Hair today

Traci Turner

Traci Turner works on a portrait in her studio.

Traci Turner works on a portrait in her studio.

Photo/Josie Luciano

Traci Turner's exhibit Hair is at the Never Ender Gallery, 119 Thoma St., from March 12 to April 4. The reception is March 12 from 6 to 9 p.m.

It’s tempting to look at the stark walls, worn easel, and well-organized oil paints in Traci Turner’s home studio and conclude that a fairly conventional painting is about to take place. However, Turner’s work is anything but.

Using a mixture of impressionistic and expressionistic techniques perfected by artists—mostly European men—beginning in the late 1880s, Turner appropriates well-worn territory to tell the story of black women’s hair. Her nod to expressionism employs the use of bright, sometimes clashing colors to set an emotional tone for the portrait. The quick, loose dots of color that depict the ever-changing light that impressionists sought after are effective in creating movement and immediacy in her paintings.

“People say, ’There’s really nothing new you can do with portraiture—anything you can say has already been said,’” said Turner. “But I don’t think that’s true. … The people are different.”

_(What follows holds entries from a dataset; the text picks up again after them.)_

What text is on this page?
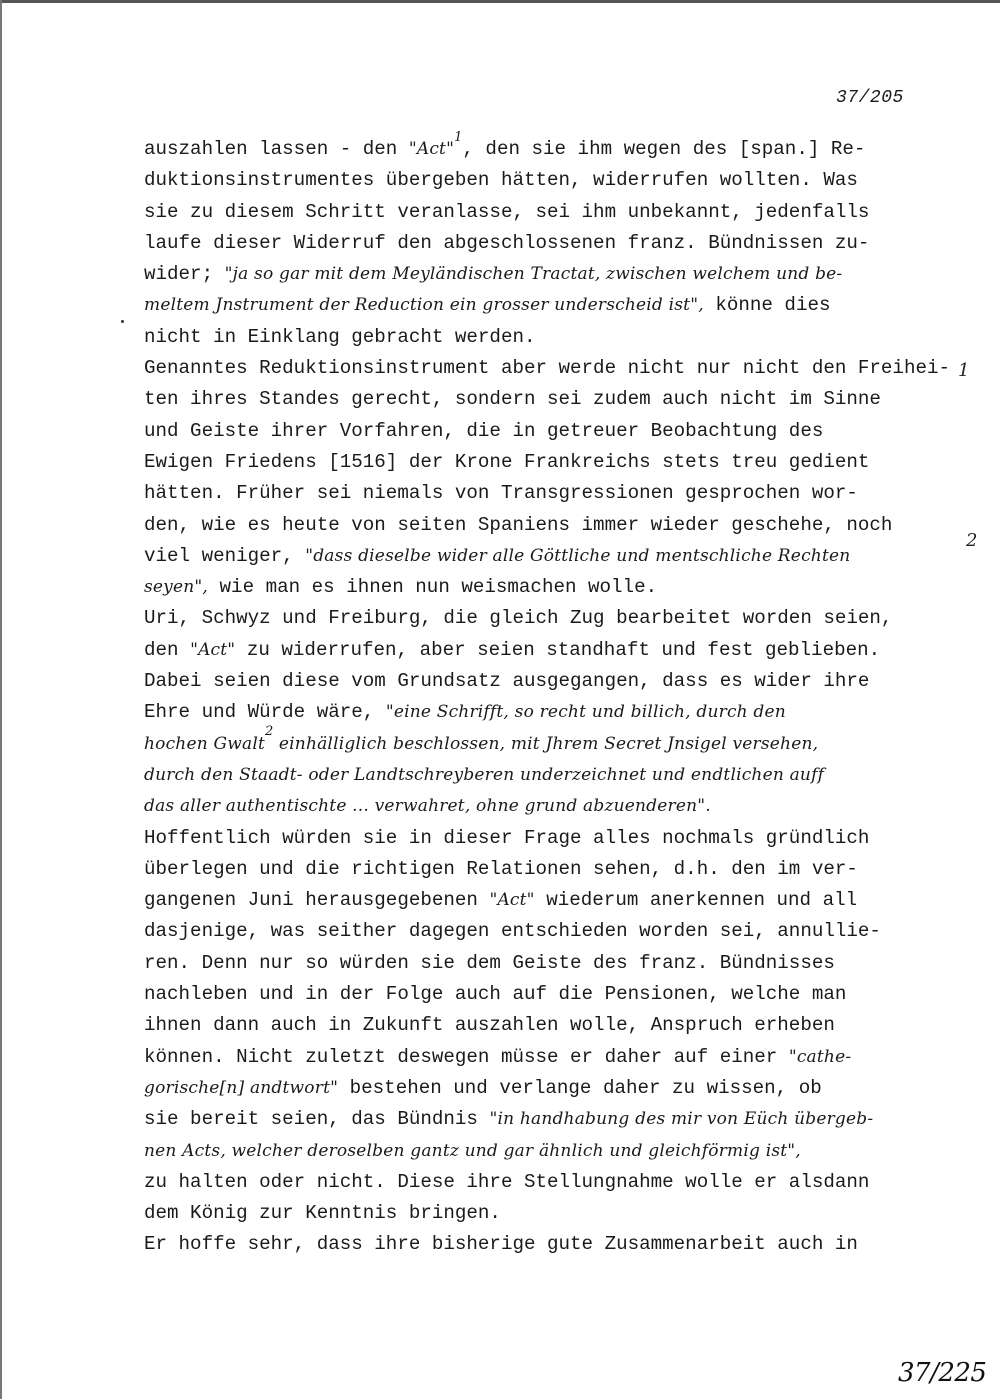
37/205
1
2
auszahlen lassen - den "Act"$^1$, den sie ihm wegen des [span.] Re-
duktionsinstrumentes übergeben hätten, widerrufen wollten. Was
sie zu diesem Schritt veranlasse, sei ihm unbekannt, jedenfalls
laufe dieser Widerruf den abgeschlossenen franz. Bündnissen zu-
wider; "ja so gar mit dem Meyländischen Tractat, zwischen welchem und be-
meltem Jnstrument der Reduction ein grosser underscheid ist", könne dies
nicht in Einklang gebracht werden.
Genanntes Reduktionsinstrument aber werde nicht nur nicht den Freihei-
ten ihres Standes gerecht, sondern sei zudem auch nicht im Sinne
und Geiste ihrer Vorfahren, die in getreuer Beobachtung des
Ewigen Friedens [1516] der Krone Frankreichs stets treu gedient
hätten. Früher sei niemals von Transgressionen gesprochen wor-
den, wie es heute von seiten Spaniens immer wieder geschehe, noch
viel weniger, "dass dieselbe wider alle Göttliche und mentschliche Rechten
seyen", wie man es ihnen nun weismachen wolle.
Uri, Schwyz und Freiburg, die gleich Zug bearbeitet worden seien,
den "Act" zu widerrufen, aber seien standhaft und fest geblieben.
Dabei seien diese vom Grundsatz ausgegangen, dass es wider ihre
Ehre und Würde wäre, "eine Schrifft, so recht und billich, durch den
hochen Gwalt$^2$ einhälliglich beschlossen, mit Jhrem Secret Jnsigel versehen,
durch den Staadt- oder Landtschreyberen underzeichnet und endtlichen auff
das aller authentischte ... verwahret, ohne grund abzuenderen".
Hoffentlich würden sie in dieser Frage alles nochmals gründlich
überlegen und die richtigen Relationen sehen, d.h. den im ver-
gangenen Juni herausgegebenen "Act" wiederum anerkennen und all
dasjenige, was seither dagegen entschieden worden sei, annullie-
ren. Denn nur so würden sie dem Geiste des franz. Bündnisses
nachleben und in der Folge auch auf die Pensionen, welche man
ihnen dann auch in Zukunft auszahlen wolle, Anspruch erheben
können. Nicht zuletzt deswegen müsse er daher auf einer "cathe-
gorische[n] andtwort" bestehen und verlange daher zu wissen, ob
sie bereit seien, das Bündnis "in handhabung des mir von Eüch übergeb-
nen Acts, welcher deroselben gantz und gar ähnlich und gleichförmig ist",
zu halten oder nicht. Diese ihre Stellungnahme wolle er alsdann
dem König zur Kenntnis bringen.
Er hoffe sehr, dass ihre bisherige gute Zusammenarbeit auch in
37/225
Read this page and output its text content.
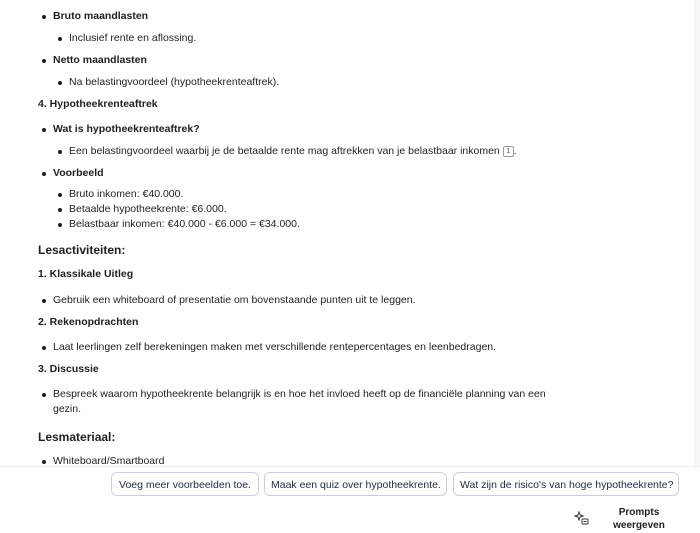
Bruto maandlasten
Inclusief rente en aflossing.
Netto maandlasten
Na belastingvoordeel (hypotheekrenteaftrek).
4. Hypotheekrenteaftrek
Wat is hypotheekrenteaftrek?
Een belastingvoordeel waarbij je de betaalde rente mag aftrekken van je belastbaar inkomen 1 .
Voorbeeld
Bruto inkomen: €40.000.
Betaalde hypotheekrente: €6.000.
Belastbaar inkomen: €40.000 - €6.000 = €34.000.
Lesactiviteiten:
1. Klassikale Uitleg
Gebruik een whiteboard of presentatie om bovenstaande punten uit te leggen.
2. Rekenopdrachten
Laat leerlingen zelf berekeningen maken met verschillende rentepercentages en leenbedragen.
3. Discussie
Bespreek waarom hypotheekrente belangrijk is en hoe het invloed heeft op de financiële planning van een
gezin.
Lesmateriaal:
Whiteboard/Smartboard
Voeg meer voorbeelden toe.	Maak een quiz over hypotheekrente.	Wat zijn de risico's van hoge hypotheekrente?
Prompts weergeven
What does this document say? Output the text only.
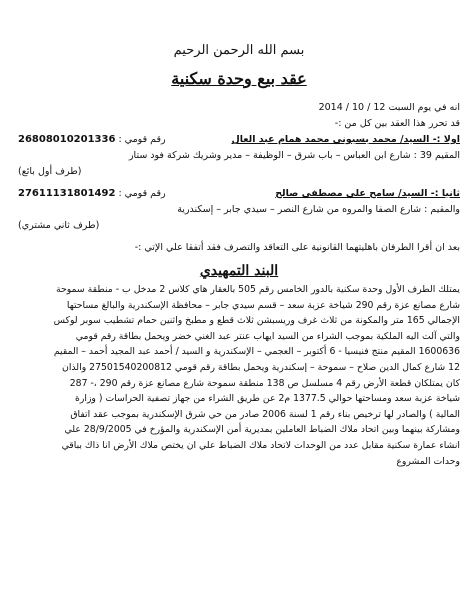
بسم الله الرحمن الرحيم
عقد بيع وحدة سكنية
انه في يوم السبت 12 / 10 / 2014
قد تحرر هذا العقد بين كل من :-
اولا :- السيد/ محمد بسيوني محمد همام عبد العال
رقم قومي : 26808010201336
المقيم 39 : شارع ابن العباس – باب شرق – الوظيفة – مدير وشريك شركة فود ستار
(طرف أول بائع)
ثانيا :- السيد/ سامح علي مصطفي صالح
رقم قومي : 27611131801492
والمقيم : شارع الصفا والمروه من شارع النصر – سيدي جابر – إسكندرية
(طرف ثاني مشتري)
بعد ان أقرا الطرفان باهليتهما القانونية على التعاقد والتصرف فقد أتفقا علي الإتي :-
البند التمهيدي
يمتلك الطرف الأول وحدة سكنية بالدور الخامس رقم 505 بالعقار هاي كلاس 2 مدخل ب - منطقة سموحة
شارع مصانع عزة رقم 290 شياخة عزبة سعد – قسم سيدي جابر – محافظة الإسكندرية والبالغ مساحتها
الإجمالي 165 متر والمكونة من ثلاث غرف وريسبشن ثلاث قطع و مطبخ واثنين حمام تشطيب سوبر لوكس
والتي آلت اليه الملكية بموجب الشراء من السيد ايهاب عنتر عبد الغني خضر ويحمل بطاقة رقم قومي
1600636 المقيم منتج فنيسيا - 6 أكتوبر – العجمي – الإسكندرية و السيد / أحمد عبد المجيد أحمد – المقيم
12 شارع كمال الدين صلاح – سموحة – إسكندرية ويحمل بطاقة رقم قومي 27501540200812 والذان
كان يمتلكان قطعة الأرض رقم 4 مسلسل ص 138 منطقة سموحة شارع مصانع عزة رقم 290 ،- 287
شياخة عزبة سعد ومساحتها حوالي 1377.5 م2 عن طريق الشراء من جهاز تصفية الحراسات ( وزارة
المالية ) والصادر لها ترخيص بناء رقم 1 لسنة 2006 صادر من حي شرق الإسكندرية بموجب عقد اتفاق
ومشاركة بينهما وبين اتحاد ملاك الضباط العاملين بمديرية أمن الإسكندرية والمؤرخ في 28/9/2005 علي
انشاء عمارة سكنية مقابل عدد من الوحدات لاتحاد ملاك الضباط علي ان يختص ملاك الأرض انا ذاك بباقي
وحدات المشروع
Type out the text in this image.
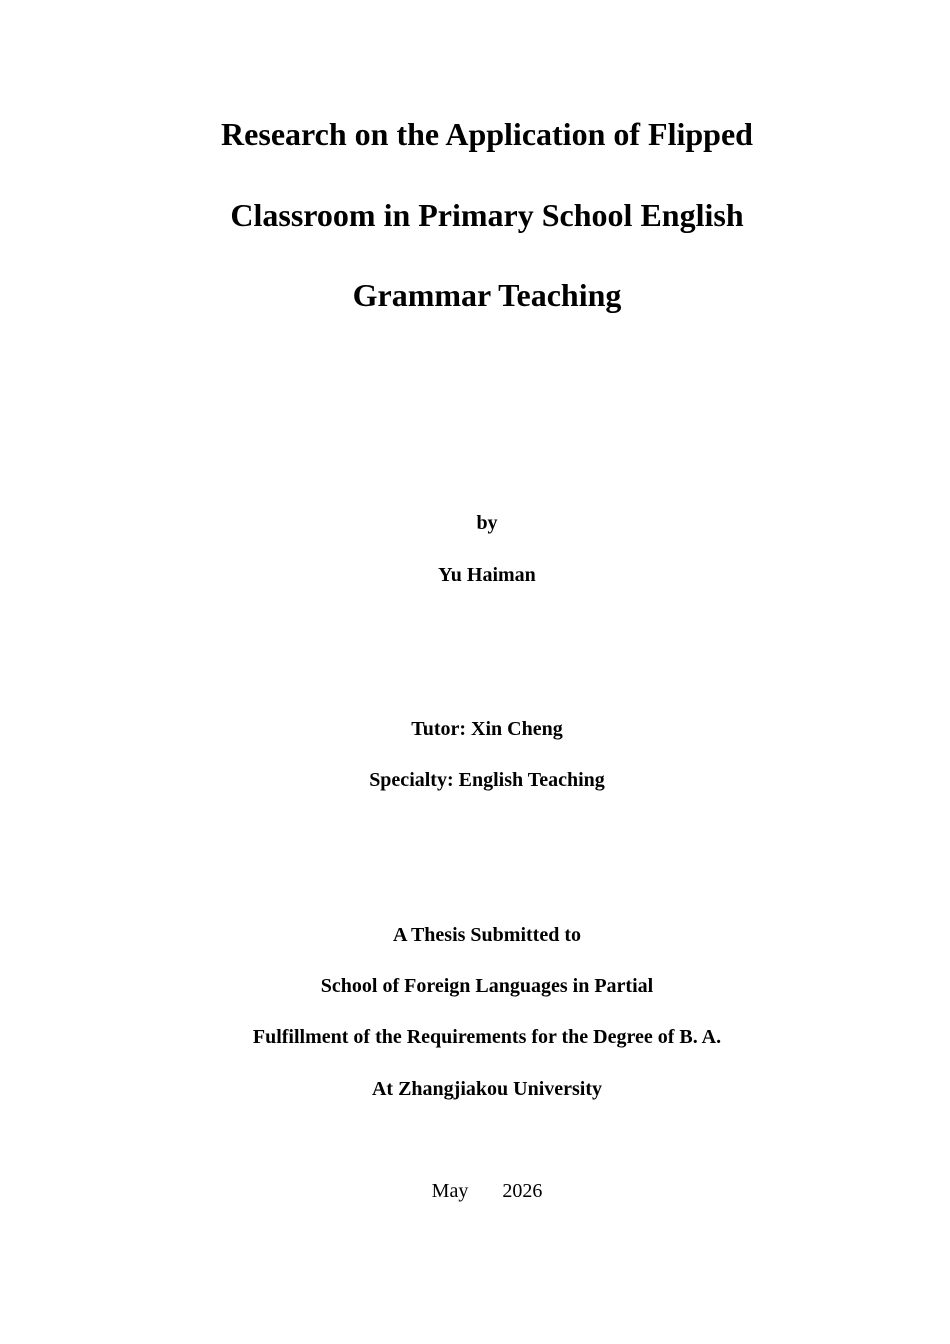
Research on the Application of Flipped
Classroom in Primary School English
Grammar Teaching
by
Yu Haiman
Tutor: Xin Cheng
Specialty: English Teaching
A Thesis Submitted to
School of Foreign Languages in Partial
Fulfillment of the Requirements for the Degree of B. A.
At Zhangjiakou University
May 2026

Turner’s people are different. Not just because they are unique individuals in real life or the fact that they are represented in such a stylized manner. The real feature that sets these women apart is the hair on their heads. Each piece in her upcoming “Hair” series portrays a black woman who does not chemically straighten her hair. This transition to natural hair is one that many women make and one the artist has made herself.

“I have seen other artists enter the fold with their interpretation [of natural hair], but it feels good to be able to answer that call too, and I hope that other people can be inspired,” she said. “Painting black women’s natural hair is a big deal for me specifically because for so long we’ve been told that it’s not beautiful.”

The controversy in the way that natural, black hair is depicted and received in our society is hardly a new topic. From performance pieces such as Antonia Opiah’s “You Can Touch My Hair” to exhibits like Mickalene Thomas’ Hair Portraits and Michael July’s Afros: a Celebration of Natural Hair, artwork that exposes and embraces the natural texture of black people’s hair gives voice to the cultural questions, social customs and glaring ignorance that still surrounds something as seemingly simple as hair.

Adding images of natural hair to a world that is already saturated with messages that restrict and police African-American bodies—both from within and without—is only a good thing. And while Turner’s paintings focus primarily on the aesthetic beauty of natural hair, the artist acknowledges the deeply painful and personal underpinnings of her subject matter. “To make that transition [to natural hair] for people can be very hard, it’s a very psychological thing, and not too many people understand that. It comes from the media, but it also comes from our families. I hope what I’m doing here can connect with little girls or other people who are natural or thinking about it.”

In many ways, Turner’s paintings accomplish the radical shift in perception that the European men of the late 19th century employed for their paintings of bucolic landscapes, setting suns and vibrant cafes. But instead of changing the way we see haystacks, Tuner shines a light on our own perception of natural hair—and it is pretty revealing.